Play Plinko free before using real money

The safest way to learn Plinko is to test it in demo mode first. A few hundred free drops will teach you more about volatility, pacing, and bankroll pressure than any strategy video. You will quickly see how low-risk boards differ from high-risk ones, and how row count changes the feel of the game.

The Plinko demo hub is the best place to start because it collects multiple versions in one place. For a well-known benchmark, try BGaming Plinko (99% RTP, ×1,000 max win). For comparison, look at Plinko 2 by BGaming, Plinko+ by Pragmatic Play (97.50% RTP), Plinko Dice by Galaxsys (97.68% RTP), Plinko by Vela, and Plinko Aztec by InOut Game (98% RTP).

If you enjoy fast-result casino formats, you can also explore related titles through the free crash casino games section, or find the top-rated sites in the crash games casinos guide. For a live wheel game with a similar quick-result format, see how to play Crazy Time.

How to play Plinko — frequently asked questions

What are the basic rules of Plinko?

You choose a bet, drop the ball from the top of the board, and receive the multiplier shown in the slot where it lands. In online Plinko, you may also be able to choose rows and risk level before each round.

Is Plinko luck or skill?

Plinko is mainly a game of chance. Skill only comes into play in how you manage your bankroll, choose volatility settings, and control session discipline.

Can you win at Plinko consistently?

You can win individual rounds or even have good sessions, but you cannot create a system that removes the house edge in the long run. Consistency in Plinko means managing losses well, not guaranteeing profit.

What is the best Plinko setup for beginners?

Low risk, 14–16 rows, and small bet sizes are the most beginner-friendly settings. They reduce volatility and make it easier to understand how the game behaves.

Does drop position matter in online Plinko?

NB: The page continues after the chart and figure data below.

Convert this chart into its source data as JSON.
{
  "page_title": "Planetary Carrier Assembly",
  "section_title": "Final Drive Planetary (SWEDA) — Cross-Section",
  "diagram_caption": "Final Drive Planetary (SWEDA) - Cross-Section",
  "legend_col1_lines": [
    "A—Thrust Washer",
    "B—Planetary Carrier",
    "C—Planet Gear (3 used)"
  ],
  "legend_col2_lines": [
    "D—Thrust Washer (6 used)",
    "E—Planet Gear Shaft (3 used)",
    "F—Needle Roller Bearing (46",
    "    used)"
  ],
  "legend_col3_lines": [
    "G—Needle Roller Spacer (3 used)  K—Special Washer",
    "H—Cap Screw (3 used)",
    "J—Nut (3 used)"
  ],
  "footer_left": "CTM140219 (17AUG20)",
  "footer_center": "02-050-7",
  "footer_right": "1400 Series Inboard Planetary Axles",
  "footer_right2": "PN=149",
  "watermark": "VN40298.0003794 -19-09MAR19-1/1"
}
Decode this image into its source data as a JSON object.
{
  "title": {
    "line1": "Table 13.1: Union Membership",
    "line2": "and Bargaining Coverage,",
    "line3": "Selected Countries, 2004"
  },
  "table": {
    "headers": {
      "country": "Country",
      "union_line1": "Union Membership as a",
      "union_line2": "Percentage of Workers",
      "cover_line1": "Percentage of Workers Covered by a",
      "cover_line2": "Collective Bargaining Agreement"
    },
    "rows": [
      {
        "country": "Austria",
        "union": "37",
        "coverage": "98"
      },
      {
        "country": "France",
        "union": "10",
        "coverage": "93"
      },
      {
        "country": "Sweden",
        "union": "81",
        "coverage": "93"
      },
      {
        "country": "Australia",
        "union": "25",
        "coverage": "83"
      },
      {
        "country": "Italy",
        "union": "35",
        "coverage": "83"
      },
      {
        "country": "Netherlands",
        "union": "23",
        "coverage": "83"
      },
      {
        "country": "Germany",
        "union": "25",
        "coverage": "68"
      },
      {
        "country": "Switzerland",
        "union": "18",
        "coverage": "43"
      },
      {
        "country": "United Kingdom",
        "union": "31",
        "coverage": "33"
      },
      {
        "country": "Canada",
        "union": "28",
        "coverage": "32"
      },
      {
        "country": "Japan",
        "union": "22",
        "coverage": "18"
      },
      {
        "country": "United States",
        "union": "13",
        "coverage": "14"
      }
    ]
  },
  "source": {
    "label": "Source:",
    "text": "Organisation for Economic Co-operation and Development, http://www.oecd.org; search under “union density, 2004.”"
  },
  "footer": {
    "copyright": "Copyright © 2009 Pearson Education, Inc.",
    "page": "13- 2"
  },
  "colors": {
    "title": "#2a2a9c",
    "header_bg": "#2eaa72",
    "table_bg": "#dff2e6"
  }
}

Not in a meaningful long-run way in certified RNG games. The peg grid is symmetric, so every starting column has the same expected value. Drop position does not create a reliable edge — the RNG result is determined before the visual animation begins.

Can I play Plinko for free?

Yes. Demo mode is widely available and is the best way to learn the game before using real money. The Plinko demo hub collects multiple variants in one place.

What is the difference between low-risk and high-risk Plinko?

Low-risk Plinko offers smaller, more frequent returns and smoother sessions. High-risk Plinko offers rarer but much larger multipliers, with longer stretches of weak outcomes in between.

Which Plinko variant has the highest RTP?

BGaming Plinko and BGaming Plinko 2 both publish a 99% RTP, which is the highest of the variants covered in this guide. InOut Plinko Aztec (98%) and Galaxsys Plinko Dice (97.68%) are also above average. For a broader comparison across all casino game types, see the highest RTP slots guide.

Is Plinko better than slots?

They are different rather than better or worse. Plinko gives you faster, simpler rounds and clear volatility controls. Slots offer more features, bonus rounds, and theme variety. Which one suits you depends on your play style. If you enjoy fast-result games with similar volatility profiles, live wheel games like Crazy Time are also worth comparing — see how to play Crazy Time for a full breakdown.


Responsible gambling note: Plinko is a game of chance. No strategy removes the house edge. Play for entertainment, set spending limits before each session, and stop when you reach them. If gambling stops being fun, Gambling Therapy and GambleAware offer free support.